Mes bains matinaux dans la rivière sont frais en été, glacés en
hiver.
Depuis mon ermitage je ne prends que des douches de rudesses. Et pour me
détendre après ces austères ablutions, je m'étends sur des coussins de cailloux
à la belle saison, sur un duvet de neige en décembre.
La rugosité est mon lot, j'en suis heureux.
Toute l'année le meilleur de mon confort, c'est ce que m'offre la nature :
j'accueille le pire comme une bénédiction. Avec les aspérités de la Création je
fais les soupes les plus savoureuses, vis les moments les plus intenses, accède
aux sommets les plus élevés.
Que ces rigueurs me tombent sur la tête ou que je les foule du pied, elles
endurcissent mon corps et allègent mon âme. Je m'envole non pas sous les
tiédeurs de la mollesse mais sous la brûlure de la glace. La gifle de la grêle,
le feu de l'ortie ou le choc des flots gelés me donnent des ailes et me font
monter jusque dans mon ciel âpre et sauvage, élitiste et idéal.

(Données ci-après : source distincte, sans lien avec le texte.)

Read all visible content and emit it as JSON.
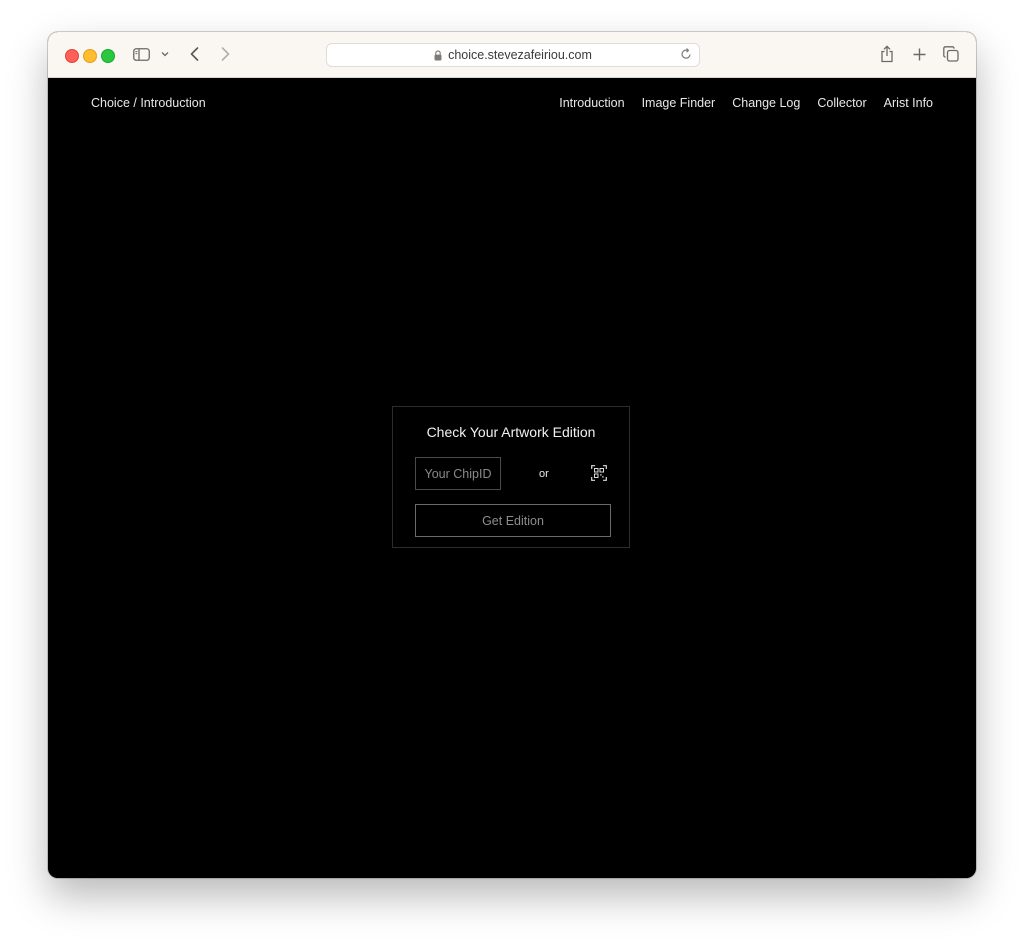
{
  "browser": {
    "url": "choice.stevezafeiriou.com",
    "icons": [
      "sidebar-icon",
      "chevron-down-icon",
      "back-icon",
      "forward-icon",
      "lock-icon",
      "reload-icon",
      "share-icon",
      "new-tab-icon",
      "tabs-overview-icon"
    ]
  },
  "site": {
    "title": "Choice / Introduction",
    "nav": [
      {
        "label": "Introduction"
      },
      {
        "label": "Image Finder"
      },
      {
        "label": "Change Log"
      },
      {
        "label": "Collector"
      },
      {
        "label": "Arist Info"
      }
    ]
  },
  "card": {
    "title": "Check Your Artwork Edition",
    "chip_placeholder": "Your ChipID",
    "or_label": "or",
    "qr_icon": "qr-scan-icon",
    "submit_label": "Get Edition"
  },
  "colors": {
    "page_background": "#000000",
    "toolbar_background": "#faf6f2",
    "text": "#e8e8e8",
    "button_text": "#8d8d8d"
  }
}
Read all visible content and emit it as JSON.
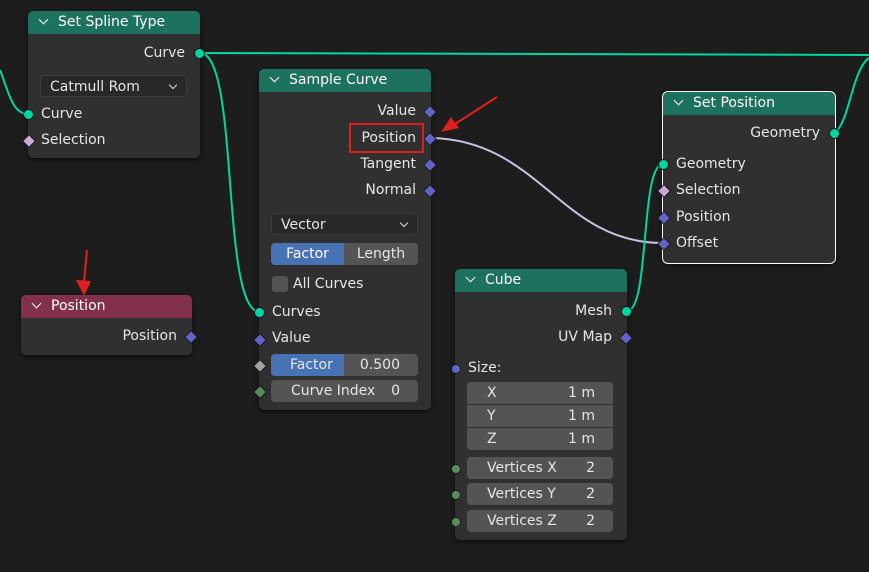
{
  "set_spline_type": {
    "title": "Set Spline Type",
    "output_curve": "Curve",
    "spline_type": "Catmull Rom",
    "input_curve": "Curve",
    "input_selection": "Selection"
  },
  "position_node": {
    "title": "Position",
    "output_position": "Position"
  },
  "sample_curve": {
    "title": "Sample Curve",
    "outputs": [
      "Value",
      "Position",
      "Tangent",
      "Normal"
    ],
    "data_type": "Vector",
    "mode_factor": "Factor",
    "mode_length": "Length",
    "all_curves": "All Curves",
    "input_curves": "Curves",
    "input_value": "Value",
    "factor_label": "Factor",
    "factor_value": "0.500",
    "curve_index_label": "Curve Index",
    "curve_index_value": "0"
  },
  "cube": {
    "title": "Cube",
    "output_mesh": "Mesh",
    "output_uvmap": "UV Map",
    "size_label": "Size:",
    "size_x_label": "X",
    "size_x_value": "1 m",
    "size_y_label": "Y",
    "size_y_value": "1 m",
    "size_z_label": "Z",
    "size_z_value": "1 m",
    "vertices_x_label": "Vertices X",
    "vertices_x_value": "2",
    "vertices_y_label": "Vertices Y",
    "vertices_y_value": "2",
    "vertices_z_label": "Vertices Z",
    "vertices_z_value": "2"
  },
  "set_position": {
    "title": "Set Position",
    "output_geometry": "Geometry",
    "input_geometry": "Geometry",
    "input_selection": "Selection",
    "input_position": "Position",
    "input_offset": "Offset"
  },
  "colors": {
    "geometry_socket": "#00d6a3",
    "vector_socket": "#6363c7",
    "header_geometry": "#1d725e",
    "header_input": "#83314a",
    "annotation_red": "#e0201e",
    "active_button": "#4772b3"
  }
}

Mon repos d'esthète et ma joie de reclus des bois sont dans les hauteurs de
la dureté, non dans la platitude des douceurs. Depuis mon point de vue
privilégié de loup solitaire définitivement retiré au coeur de la forêt et
préservé des bruits profanes des cités, mes valeurs sont tout autres que celles
du reste du monde.
Je crois que les véritables beautés doivent être cherchées à la pointe de
l'épine, dans le vertige des cimes, aux points culminants du quotidien, là où
commence la flamme de l'éveil.
Le sublime se trouve loin des caresses et apathies des moeurs citadines. Il
faut une nécessaire initiation pour le mériter.
Je l'ai découvert à l'aube au réveil, dans l'eau tranchante.